Public records and databases fill up cyberspace but the trick is to find them quickly. The US government is probably the largest user of the Internet but since the September 11 attacks, it has removed much of the data it found out to be of national security importance and which it feared was being used by terrorists against the United States.

These records can be used to research people, check out telephone directories, find out about property transactions, professionals and their professions, read countless online specialized publications, connect to trade associations, learn about businesses, research political parties, investigate economic issues, and more.

Courses at universities can familiarize students with the basics of browsers, buttons, shortcuts, bookmarks, finding information, finding ideas, assessing data quality and reliability, and interviewing the sources of data. Other courses teach writing and editing content for the web.

We, at the Institute for Professional Journalists at the Lebanese American University, teach all the above to practicing reporters and editors. “Journalism students and educators will need a change of mindset,” wrote Dr. Stephen Quinn, a seasoned journalist, faculty member at Zayed University in the UAE, and author of Newsgathering on the Net. “We need to accept the need for ongoing or lifelong learning.”

He advises his students to pick up new skills for the new century by running their own web sites, sending email CVs, learning hypertext markup language, understanding the other Internet languages, staying on top of industry trends, participating in online discussions, picking up design skills, looking outside traditional media organizations, and freelancing online.

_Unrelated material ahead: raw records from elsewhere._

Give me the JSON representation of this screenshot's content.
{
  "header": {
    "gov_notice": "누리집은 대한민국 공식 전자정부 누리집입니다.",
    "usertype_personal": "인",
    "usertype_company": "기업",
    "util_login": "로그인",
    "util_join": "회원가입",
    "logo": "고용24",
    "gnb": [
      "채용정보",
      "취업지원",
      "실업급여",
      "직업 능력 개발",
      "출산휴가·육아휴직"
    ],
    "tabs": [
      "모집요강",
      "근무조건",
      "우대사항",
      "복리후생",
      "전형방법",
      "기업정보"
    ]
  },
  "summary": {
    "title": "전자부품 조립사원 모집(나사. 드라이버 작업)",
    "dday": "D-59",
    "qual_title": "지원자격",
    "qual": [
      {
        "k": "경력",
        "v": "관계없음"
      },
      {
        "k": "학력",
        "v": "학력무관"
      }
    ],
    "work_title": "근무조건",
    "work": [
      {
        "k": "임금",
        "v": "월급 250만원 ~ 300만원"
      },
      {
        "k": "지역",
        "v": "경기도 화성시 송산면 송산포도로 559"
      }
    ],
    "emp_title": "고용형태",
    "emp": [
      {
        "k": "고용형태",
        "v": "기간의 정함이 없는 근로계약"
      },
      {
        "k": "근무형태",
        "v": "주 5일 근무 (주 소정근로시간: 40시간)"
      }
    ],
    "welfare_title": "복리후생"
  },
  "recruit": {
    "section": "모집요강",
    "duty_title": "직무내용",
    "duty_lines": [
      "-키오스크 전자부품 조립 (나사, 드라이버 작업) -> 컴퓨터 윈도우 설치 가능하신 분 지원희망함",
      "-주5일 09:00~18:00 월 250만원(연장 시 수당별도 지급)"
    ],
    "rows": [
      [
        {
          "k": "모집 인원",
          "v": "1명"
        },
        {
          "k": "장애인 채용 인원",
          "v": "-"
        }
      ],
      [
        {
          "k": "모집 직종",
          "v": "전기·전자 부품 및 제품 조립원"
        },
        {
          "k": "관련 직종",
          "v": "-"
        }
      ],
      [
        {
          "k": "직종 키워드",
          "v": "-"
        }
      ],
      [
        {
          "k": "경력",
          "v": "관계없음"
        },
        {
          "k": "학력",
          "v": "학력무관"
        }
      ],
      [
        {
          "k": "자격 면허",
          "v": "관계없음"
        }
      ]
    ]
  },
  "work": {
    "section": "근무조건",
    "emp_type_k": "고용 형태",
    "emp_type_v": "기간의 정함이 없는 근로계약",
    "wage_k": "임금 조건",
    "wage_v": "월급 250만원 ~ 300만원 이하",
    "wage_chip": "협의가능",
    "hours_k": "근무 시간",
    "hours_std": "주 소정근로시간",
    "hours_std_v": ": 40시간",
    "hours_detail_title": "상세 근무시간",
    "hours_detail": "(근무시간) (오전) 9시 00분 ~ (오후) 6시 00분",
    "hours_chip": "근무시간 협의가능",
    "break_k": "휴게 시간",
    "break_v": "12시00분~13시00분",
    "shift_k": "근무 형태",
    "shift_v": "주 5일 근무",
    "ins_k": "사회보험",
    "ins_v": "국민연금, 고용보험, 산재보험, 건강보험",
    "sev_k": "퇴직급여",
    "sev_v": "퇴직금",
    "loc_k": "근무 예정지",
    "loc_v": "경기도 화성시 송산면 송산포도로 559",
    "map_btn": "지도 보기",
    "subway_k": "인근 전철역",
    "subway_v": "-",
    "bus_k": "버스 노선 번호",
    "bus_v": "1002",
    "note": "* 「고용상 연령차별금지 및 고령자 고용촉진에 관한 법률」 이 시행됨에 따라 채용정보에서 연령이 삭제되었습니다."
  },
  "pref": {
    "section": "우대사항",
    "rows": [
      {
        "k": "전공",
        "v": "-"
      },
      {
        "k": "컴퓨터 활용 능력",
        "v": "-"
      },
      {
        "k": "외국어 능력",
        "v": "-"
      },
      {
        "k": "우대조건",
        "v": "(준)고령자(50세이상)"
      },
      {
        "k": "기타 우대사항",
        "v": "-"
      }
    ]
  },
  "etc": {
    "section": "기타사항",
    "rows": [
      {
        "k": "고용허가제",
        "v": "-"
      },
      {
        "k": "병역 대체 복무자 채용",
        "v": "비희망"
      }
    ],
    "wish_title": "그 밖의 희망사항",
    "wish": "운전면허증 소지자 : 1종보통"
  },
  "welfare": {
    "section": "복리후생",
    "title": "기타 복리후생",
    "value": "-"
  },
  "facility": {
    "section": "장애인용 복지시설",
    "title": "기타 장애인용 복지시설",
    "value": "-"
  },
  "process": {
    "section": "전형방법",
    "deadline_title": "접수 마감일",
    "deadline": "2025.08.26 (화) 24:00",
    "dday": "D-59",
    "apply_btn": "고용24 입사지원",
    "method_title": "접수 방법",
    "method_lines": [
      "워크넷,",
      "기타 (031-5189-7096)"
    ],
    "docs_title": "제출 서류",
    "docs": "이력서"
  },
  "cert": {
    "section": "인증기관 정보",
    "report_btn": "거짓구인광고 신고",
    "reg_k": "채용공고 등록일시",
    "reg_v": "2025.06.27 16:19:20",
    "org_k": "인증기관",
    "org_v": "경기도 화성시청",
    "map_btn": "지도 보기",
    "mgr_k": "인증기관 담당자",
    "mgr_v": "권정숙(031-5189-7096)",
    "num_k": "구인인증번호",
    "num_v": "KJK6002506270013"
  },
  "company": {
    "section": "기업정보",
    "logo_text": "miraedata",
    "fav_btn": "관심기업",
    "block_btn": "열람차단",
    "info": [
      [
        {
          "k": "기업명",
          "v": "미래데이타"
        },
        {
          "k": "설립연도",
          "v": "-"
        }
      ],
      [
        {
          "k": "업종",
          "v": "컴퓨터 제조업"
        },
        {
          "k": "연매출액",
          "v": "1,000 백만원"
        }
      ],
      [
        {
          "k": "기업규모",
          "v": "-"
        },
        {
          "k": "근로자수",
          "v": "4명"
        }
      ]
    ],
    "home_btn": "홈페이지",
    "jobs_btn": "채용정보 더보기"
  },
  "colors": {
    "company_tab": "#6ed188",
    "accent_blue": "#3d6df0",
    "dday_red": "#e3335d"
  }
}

“The Internet will prove to be the most significant human development since Guttenberg’s invention of movable type in the middle of the 15th Century. Indeed, it may prove to be the most significant development since the discovery of fire. Its possibilities for journalism are only limited by the boundaries of the imagination of individual journalists,” he wrote.

That’s why The New York Times Foundation, among other organizations, launched an initiative in the United States to give high school students and teachers information and tools to publish online newspapers at schools.

But it's also worth remembering, as John Lenger wrote for the Columbia Journalism Review, that cyberspace isn't the answer to all our media problems. "Those of us who learned our journalism before the mid-1990s, when Internet use started to grow astronomically, understand that not all of the world's accumulated knowledge exists on web servers, and probably never will."